I’ve covered the NL West, AL West, and NL Central in my six-part 2012 baseball preview. Now it’s on to the most predictable division, where the only horse in 2011’s one-horse race made the division’s only major acquisition. My AL central analysis:
Most Improved Team
The Tigers may have improved their roster the most with the acquisition of Prince Fielder, and the Twins may improve their record the most just because it’s hard for a mildly competent team to lose 99 games in the AL Central two years in a row. But I’m giving this honor to the Royals, not for any specific acquisition (though I love them selling high on Melky Cabrera and taking a chance on Jonathan Sanchez), but because they’re loaded with young talent ready to explode in 2012. Felipe Paulino struck out almost a batter an inning in ’11 and could emerge as the team’s ace, Eric Hosmer hit 19 homers as a rookie and will take another step toward elite slugger status if he learns to take a walk, and Mike Moustakas might break out at third base in 2012. If Alex Gordon truly became an MVP-caliber player last year at age 27 (which is a big if), this could be the year the team crosses the .500 mark.
Least Improved Team
In my research for this preview, I scrolled through months of transaction logs and, besides manager Robin Ventura, could not find a single recognizable name traded to, or signed by, the White Sox. They added pitcher Nestor Molina, who’s not likely to break camp with the White Sox this year, in a trade for reliever Sergio Santos, and picked up prospects in dumping Carlos Quentin’s contract on the Padres. Their most fruitful move will likely be Chris Sale’s transition from the bullpen to the rotation, but the win or two that will yield will be more than offset by the year their older players will age while the rest of the division’s young players age on the other side of the curve. I see 65 wins, but even that could be optimistic.
The Pick
Much ado has been made of the Tigers’ shaky infield defense when Fielder plays first and Miguel Cabrera tries to return to third (Jim Leyland may want to talk to Kevin Youkilis first), particularly when a groundball pitcher like Rick Porcello needs outs. I think this is a legitimate concern, but the Tigers will lose more wins due to regression from players like Justin Verlander, Jose Velverde, and maybe Alex Avila, who had career years in ’11. Still, all these factors working against Detroit are unlikely to hurt them enough to give the division to another team. Brennan Boesch will be healthier, they’ll have Doug Fister for a whole year, and the rest of the division seems years away from contending.

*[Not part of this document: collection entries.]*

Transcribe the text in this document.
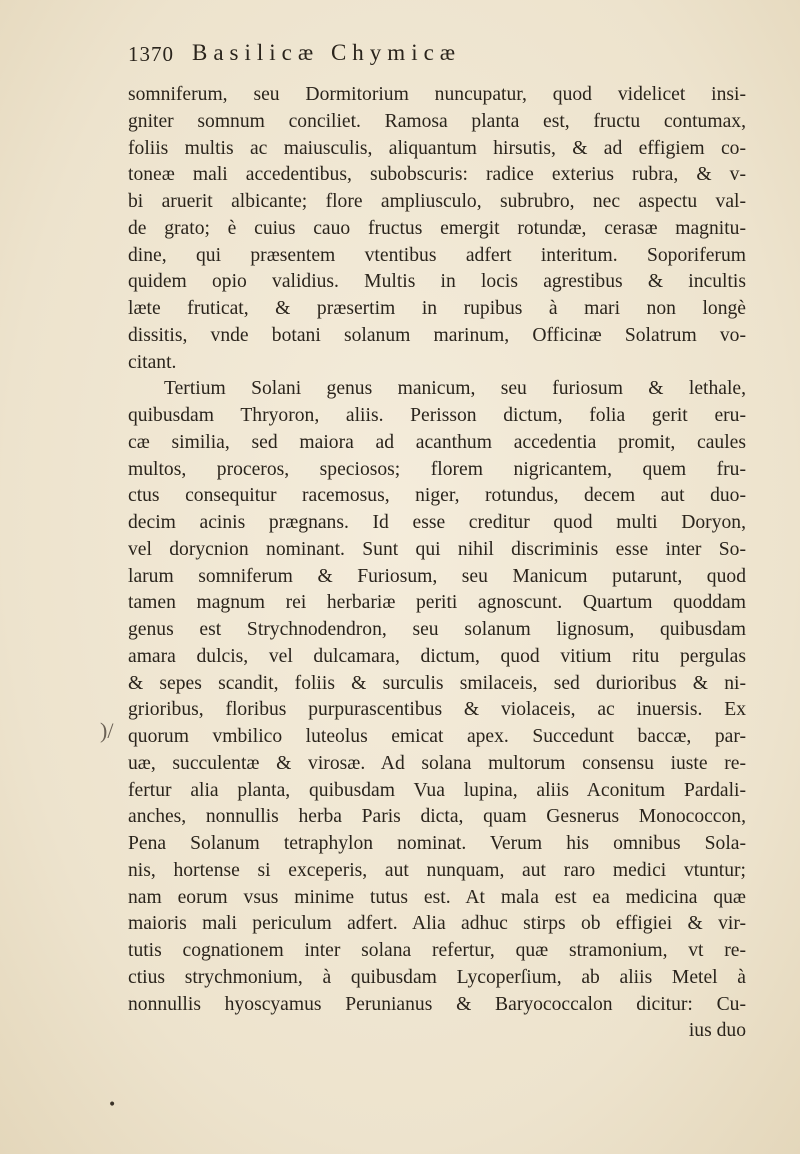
1370 Basilicæ Chymicæ
)/
•
somniferum, seu Dormitorium nuncupatur, quod videlicet insi-
gniter somnum conciliet. Ramosa planta est, fructu contumax,
foliis multis ac maiusculis, aliquantum hirsutis, & ad effigiem co-
toneæ mali accedentibus, subobscuris: radice exterius rubra, & v-
bi aruerit albicante; flore ampliusculo, subrubro, nec aspectu val-
de grato; è cuius cauo fructus emergit rotundæ, cerasæ magnitu-
dine, qui præsentem vtentibus adfert interitum. Soporiferum
quidem opio validius. Multis in locis agrestibus & incultis
læte fruticat, & præsertim in rupibus à mari non longè
dissitis, vnde botani solanum marinum, Officinæ Solatrum vo-
citant.
Tertium Solani genus manicum, seu furiosum & lethale,
quibusdam Thryoron, aliis. Perisson dictum, folia gerit eru-
cæ similia, sed maiora ad acanthum accedentia promit, caules
multos, proceros, speciosos; florem nigricantem, quem fru-
ctus consequitur racemosus, niger, rotundus, decem aut duo-
decim acinis prægnans. Id esse creditur quod multi Doryon,
vel dorycnion nominant. Sunt qui nihil discriminis esse inter So-
larum somniferum & Furiosum, seu Manicum putarunt, quod
tamen magnum rei herbariæ periti agnoscunt. Quartum quoddam
genus est Strychnodendron, seu solanum lignosum, quibusdam
amara dulcis, vel dulcamara, dictum, quod vitium ritu pergulas
& sepes scandit, foliis & surculis smilaceis, sed durioribus & ni-
grioribus, floribus purpurascentibus & violaceis, ac inuersis. Ex
quorum vmbilico luteolus emicat apex. Succedunt baccæ, par-
uæ, succulentæ & virosæ. Ad solana multorum consensu iuste re-
fertur alia planta, quibusdam Vua lupina, aliis Aconitum Pardali-
anches, nonnullis herba Paris dicta, quam Gesnerus Monococcon,
Pena Solanum tetraphylon nominat. Verum his omnibus Sola-
nis, hortense si exceperis, aut nunquam, aut raro medici vtuntur;
nam eorum vsus minime tutus est. At mala est ea medicina quæ
maioris mali periculum adfert. Alia adhuc stirps ob effigiei & vir-
tutis cognationem inter solana refertur, quæ stramonium, vt re-
ctius strychmonium, à quibusdam Lycoperſium, ab aliis Metel à
nonnullis hyoscyamus Perunianus & Baryococcalon dicitur: Cu-
ius duo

If there’s one exception to that last statement, it’s the Indians, who won 80 games in 2011 (albeit with the run differential of a 75-win team) with a lot of youth around the roster. They added usable parts in Casey Kotchman and Russ Canzler, along with Ryan Spilborghs and Dan Wheeler, without giving up much of anything. If Jason Kipnis and Lonnie Chisenall take major steps forward, Justin Masterson repeats his 2011 success, and Ubaldo Jiminez can find any of what made him so great in 2010, this team will break .500. I just think that’s too many ifs to make them the pick. To wit:
1. Detroit, 86-76
2. Cleveland, 83-79
3. Kansas City, 79-83
4. Minnesota, 71-91
5. Chicago, 65-97
I’m on board with the order of your picks. I think the Royals, as you say, could break .500, but young pitchers such as Danny Duffy will have to take some surprising steps forward.
Not sure the White Sox will be quite that bad, though last place is a real possibility. Too many of their players had truly awful seasons last year. It would be hard for all of them to repeat such terrible years.
Detroit, with Verlander, Scherzer and Fister, has a very underrated front 3 on their staff. They could go far this year.